Publication
Benchmarking Deep Learning Models for Classification of Book Covers
Adriano Lucieri; Huzaifa Sabir; Muhammad Shoaib Ahmed Siddiqui; Syed Tahseen Raza Rizvi; Brian Kenji Iwana; Seiichi Uchida; Andreas Dengel; Sheraz Ahmed
In: Springer Singapore (Hrsg.). SN Computer Science, Vol. 1, No. Issue 3, Pages 1-16, Springer, Singapore, 5/2020.
Abstract
Book covers usually provide a good depiction of a book's content and its central idea. The classification of books in their respective genre usually involves subjectivity and contextuality. Book retrieval systems would utterly benefit from an automated framework that is able to classify a book's genre based on an image, specifically for archival documents where digitization of the complete book for the purpose of indexing is an expensive task. While various modalities are available (e.g., cover, title, author, abstract), benchmarking the image-based classification systems based on minimal information is a particularly exciting field due to the recent advancements in the domain of image-based deep learning and its applicability.
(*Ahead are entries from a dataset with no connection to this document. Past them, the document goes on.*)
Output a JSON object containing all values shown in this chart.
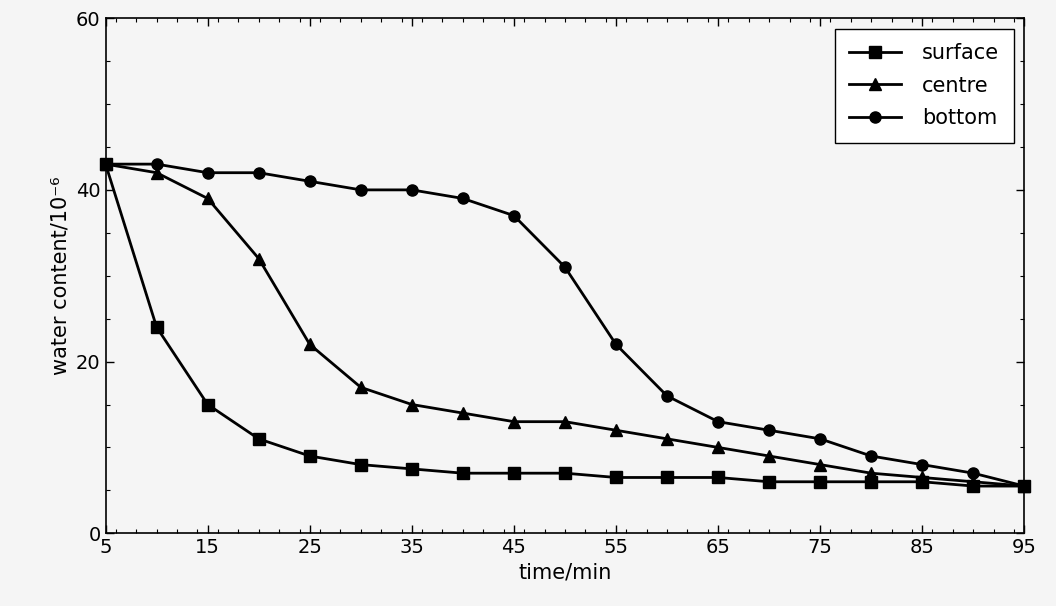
{
  "title": "",
  "xlabel": "time/min",
  "ylabel": "water content/10⁻⁶",
  "xlim": [
    5,
    95
  ],
  "ylim": [
    0,
    60
  ],
  "xticks": [
    5,
    15,
    25,
    35,
    45,
    55,
    65,
    75,
    85,
    95
  ],
  "yticks": [
    0,
    20,
    40,
    60
  ],
  "background_color": "#f5f5f5",
  "series": [
    {
      "label": "surface",
      "marker": "s",
      "x": [
        5,
        10,
        15,
        20,
        25,
        30,
        35,
        40,
        45,
        50,
        55,
        60,
        65,
        70,
        75,
        80,
        85,
        90,
        95
      ],
      "y": [
        43,
        24,
        15,
        11,
        9,
        8,
        7.5,
        7,
        7,
        7,
        6.5,
        6.5,
        6.5,
        6,
        6,
        6,
        6,
        5.5,
        5.5
      ]
    },
    {
      "label": "centre",
      "marker": "^",
      "x": [
        5,
        10,
        15,
        20,
        25,
        30,
        35,
        40,
        45,
        50,
        55,
        60,
        65,
        70,
        75,
        80,
        85,
        90,
        95
      ],
      "y": [
        43,
        42,
        39,
        32,
        22,
        17,
        15,
        14,
        13,
        13,
        12,
        11,
        10,
        9,
        8,
        7,
        6.5,
        6,
        5.5
      ]
    },
    {
      "label": "bottom",
      "marker": "o",
      "x": [
        5,
        10,
        15,
        20,
        25,
        30,
        35,
        40,
        45,
        50,
        55,
        60,
        65,
        70,
        75,
        80,
        85,
        90,
        95
      ],
      "y": [
        43,
        43,
        42,
        42,
        41,
        40,
        40,
        39,
        37,
        31,
        22,
        16,
        13,
        12,
        11,
        9,
        8,
        7,
        5.5
      ]
    }
  ],
  "line_color": "#000000",
  "linewidth": 2.0,
  "markersize": 8,
  "legend_fontsize": 15,
  "axis_fontsize": 15,
  "tick_fontsize": 14
}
For that purpose, a natural question arises regarding the plausibility of solving the problem of book classification by only utilizing an image of its cover along with the current state-of-the-art deep learning models. To answer this question, this paper makes a three-fold contribution. First, the publicly available book cover dataset comprising of 57k book covers belonging to 30 different categories is thoroughly analyzed and corrected. Second, it benchmarks the performance on a battery of state-of-the-art image classification models for the task of book cover classification. Third, it uses explicit attention mechanisms to identify the regions that the network focused on in order to make the prediction. All of our evaluations were performed on a subset of the mentioned public book cover dataset. Analysis of the results revealed the inefficacy of the most powerful models for solving the classification task. With the obtained results, it is evident that significant efforts need to be devoted in order to solve this image-based classification task to a satisfactory level.